The article “Controversial Choices: Debating the Pratt & Whitney Project” [Jan. 20, Xpress] ignores the fact that the corporate welfare scheme is in desperate need of reform. Do cheerleaders for corporate welfare even talk to the victims of the freeloading companies? Such as the people who say they were fired for serving on a jury only to find that the county and state don’t enforce the law against firing jurors? The people who may have been disabled or may have had relatives killed by a dangerous workplace so a company can spend the money on executive perquisites instead of safety?
The term “revenue neutral” was used in the Pratt & Whitney deal to mislead people into thinking the county is somehow getting a free lunch. They’re just shuffling numbers and hoping we can’t do math. Taxpayers are in reality paying for the deal, and so we have every right to hold them accountable.
Everyone who spends money in the county benefits the economy and pays sales tax. By the Economic Development Coalition’s logic, every person is therefore entitled to a revenue-neutral tax deal.
The argument was made that if we put conditions in the incentive contracts, a company may not sign. What then is our incentive to give them our money? Fix the failed scheme and put the following requirements in writing for the companies getting our tax dollars:
1. Pay a decent living wage to all employees, as opposed to a deceptive average wage achieved by giving most of the money to managers. Not just vague, unverifiable promises of “community prosperity,” but specific numbers for each job.
2. Hire only people from the county paying for the bailout.
3. Forfeit the incentive cash if a company fires people for serving on a jury, since no government agency enforces that law. Don’t tell the victim to pay a lawyer to enforce the law. We already pay taxes to have the law enforced.
4. Forfeit the incentive cash when a workplace is so dangerous that an employee is killed on the job. …
5. Conduct a yearly confidential survey of all employees (not just managers) and require a 70% approval to get that year’s incentive cash.
6. Ban the dishonest, unethical requirement that employees sign a statement allowing a company to take money out of an employee’s personal checking account.

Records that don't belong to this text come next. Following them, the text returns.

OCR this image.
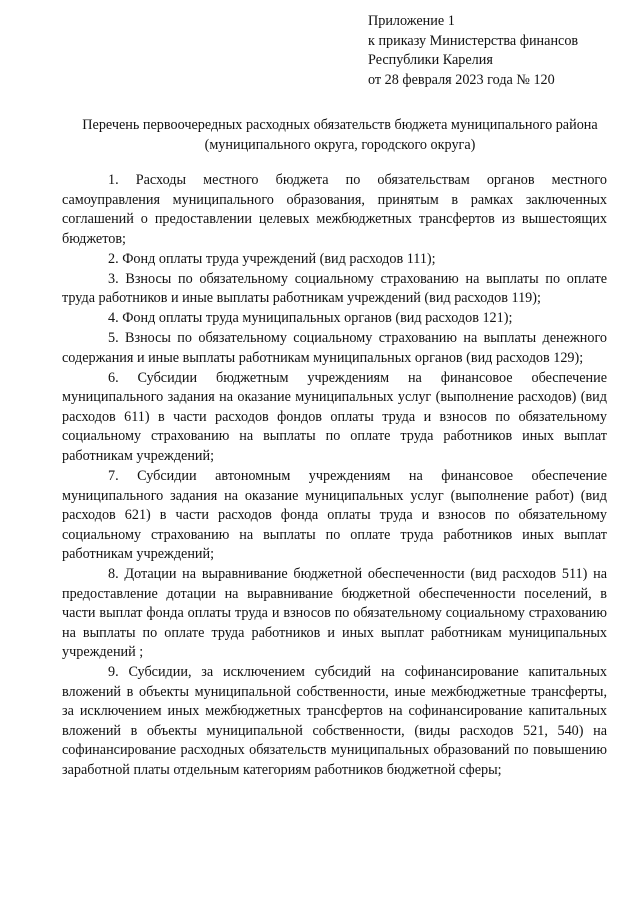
Приложение 1
к приказу Министерства финансов
Республики Карелия
от 28 февраля 2023 года № 120
Перечень первоочередных расходных обязательств бюджета муниципального района (муниципального округа, городского округа)

1. Расходы местного бюджета по обязательствам органов местного самоуправления муниципального образования, принятым в рамках заключенных соглашений о предоставлении целевых межбюджетных трансфертов из вышестоящих бюджетов;

2. Фонд оплаты труда учреждений (вид расходов 111);

3. Взносы по обязательному социальному страхованию на выплаты по оплате труда работников и иные выплаты работникам учреждений (вид расходов 119);

4. Фонд оплаты труда муниципальных органов (вид расходов 121);

5. Взносы по обязательному социальному страхованию на выплаты денежного содержания и иные выплаты работникам муниципальных органов (вид расходов 129);

6. Субсидии бюджетным учреждениям на финансовое обеспечение муниципального задания на оказание муниципальных услуг (выполнение расходов) (вид расходов 611) в части расходов фондов оплаты труда и взносов по обязательному социальному страхованию на выплаты по оплате труда работников иных выплат работникам учреждений;

7. Субсидии автономным учреждениям на финансовое обеспечение муниципального задания на оказание муниципальных услуг (выполнение работ) (вид расходов 621) в части расходов фонда оплаты труда и взносов по обязательному социальному страхованию на выплаты по оплате труда работников иных выплат работникам учреждений;

8. Дотации на выравнивание бюджетной обеспеченности (вид расходов 511) на предоставление дотации на выравнивание бюджетной обеспеченности поселений, в части выплат фонда оплаты труда и взносов по обязательному социальному страхованию на выплаты по оплате труда работников и иных выплат работникам муниципальных учреждений ;

9. Субсидии, за исключением субсидий на софинансирование капитальных вложений в объекты муниципальной собственности, иные межбюджетные трансферты, за исключением иных межбюджетных трансфертов на софинансирование капитальных вложений в объекты муниципальной собственности, (виды расходов 521, 540) на софинансирование расходных обязательств муниципальных образований по повышению заработной платы отдельным категориям работников бюджетной сферы;
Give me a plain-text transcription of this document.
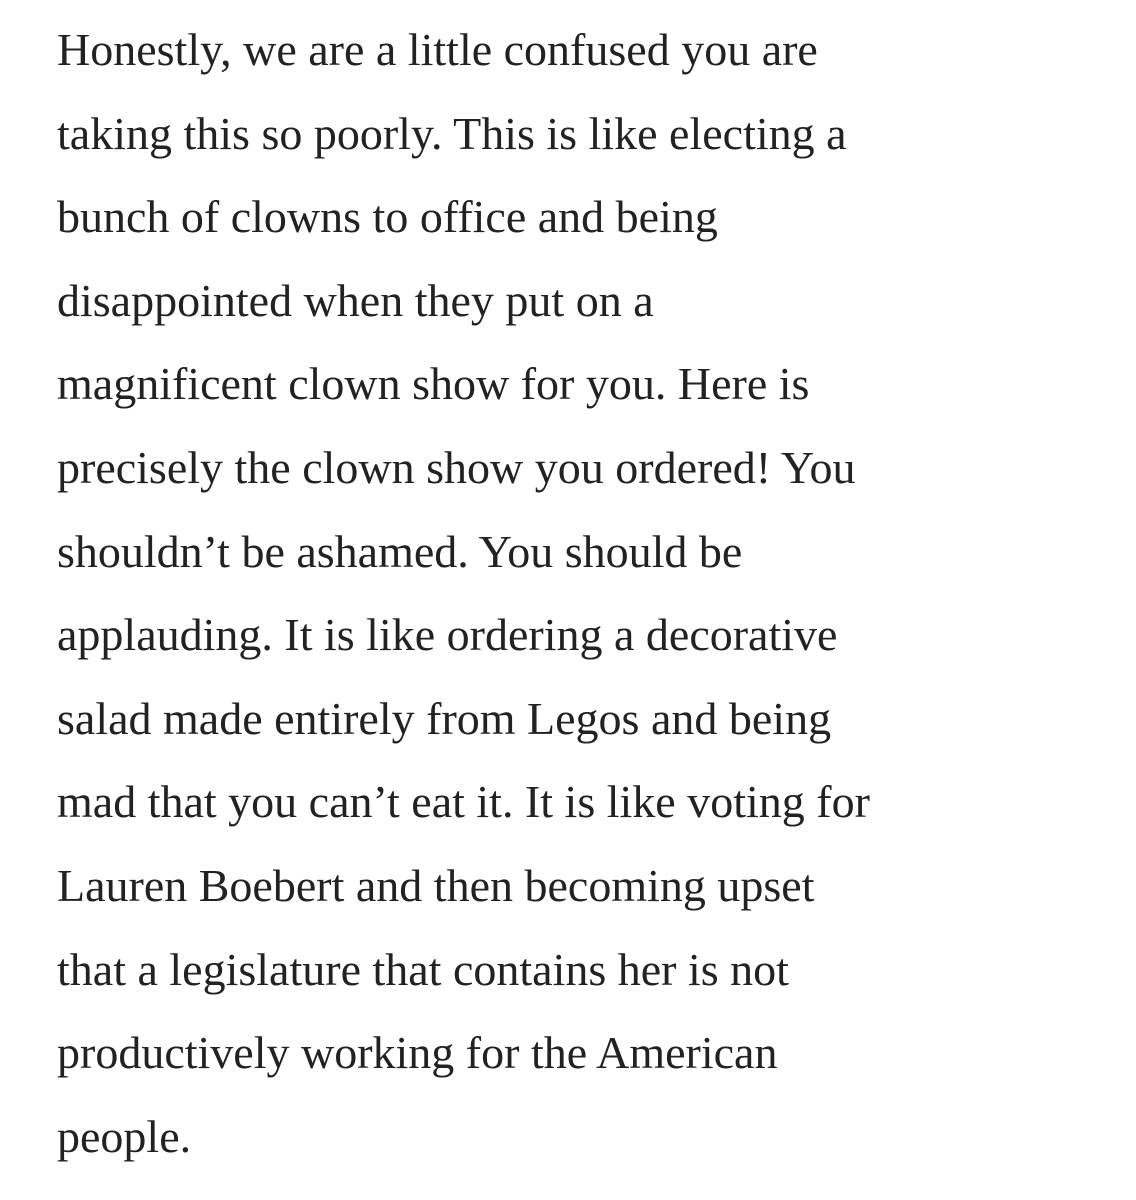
Honestly, we are a little confused you are
taking this so poorly. This is like electing a
bunch of clowns to office and being
disappointed when they put on a
magnificent clown show for you. Here is
precisely the clown show you ordered! You
shouldn’t be ashamed. You should be
applauding. It is like ordering a decorative
salad made entirely from Legos and being
mad that you can’t eat it. It is like voting for
Lauren Boebert and then becoming upset
that a legislature that contains her is not
productively working for the American
people.
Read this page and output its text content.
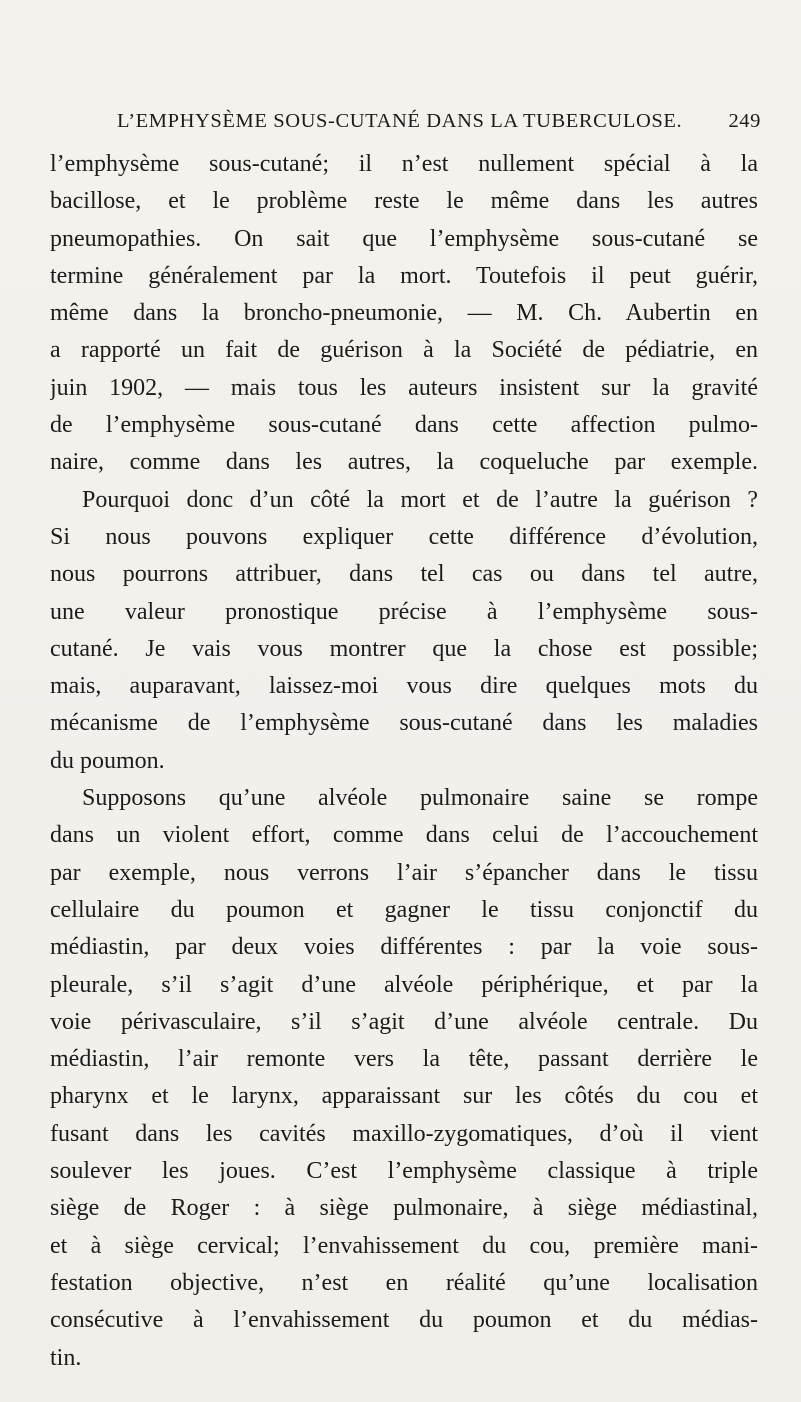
L’EMPHYSÈME SOUS-CUTANÉ DANS LA TUBERCULOSE. 249
l’emphysème sous-cutané; il n’est nullement spécial à la
bacillose, et le problème reste le même dans les autres
pneumopathies. On sait que l’emphysème sous-cutané se
termine généralement par la mort. Toutefois il peut guérir,
même dans la broncho-pneumonie, — M. Ch. Aubertin en
a rapporté un fait de guérison à la Société de pédiatrie, en
juin 1902, — mais tous les auteurs insistent sur la gravité
de l’emphysème sous-cutané dans cette affection pulmo-
naire, comme dans les autres, la coqueluche par exemple.
Pourquoi donc d’un côté la mort et de l’autre la guérison ?
Si nous pouvons expliquer cette différence d’évolution,
nous pourrons attribuer, dans tel cas ou dans tel autre,
une valeur pronostique précise à l’emphysème sous-
cutané. Je vais vous montrer que la chose est possible;
mais, auparavant, laissez-moi vous dire quelques mots du
mécanisme de l’emphysème sous-cutané dans les maladies
du poumon.
Supposons qu’une alvéole pulmonaire saine se rompe
dans un violent effort, comme dans celui de l’accouchement
par exemple, nous verrons l’air s’épancher dans le tissu
cellulaire du poumon et gagner le tissu conjonctif du
médiastin, par deux voies différentes : par la voie sous-
pleurale, s’il s’agit d’une alvéole périphérique, et par la
voie périvasculaire, s’il s’agit d’une alvéole centrale. Du
médiastin, l’air remonte vers la tête, passant derrière le
pharynx et le larynx, apparaissant sur les côtés du cou et
fusant dans les cavités maxillo-zygomatiques, d’où il vient
soulever les joues. C’est l’emphysème classique à triple
siège de Roger : à siège pulmonaire, à siège médiastinal,
et à siège cervical; l’envahissement du cou, première mani-
festation objective, n’est en réalité qu’une localisation
consécutive à l’envahissement du poumon et du médias-
tin.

The trickle-down economists (corporate lobbyists) will say these regulations would kill jobs, but they can’t say how to bring back people who were killed on the job because of deregulation.
If the companies don’t want conditions, then they can raise their money through a GoFundMe page instead of forced reverse-Robin Hood socialism for the rich. Companies may lobby to lower the bar by not including conditions. Trying to avoid improvement is self-defeating.
Our highly skilled young people know how to use the internet to find better jobs elsewhere. After they’re gone, we won’t be able to attract any company.
The argument was made that there was not enough opposition to stop the Pratt & Whitney deal. Convenient excuse, since they pulled a fast one and gave the opposition only a few days’ notice. There was even far less support for the deal. How many counterprotesters were downtown demanding we give a free ride to Pratt & Whitney?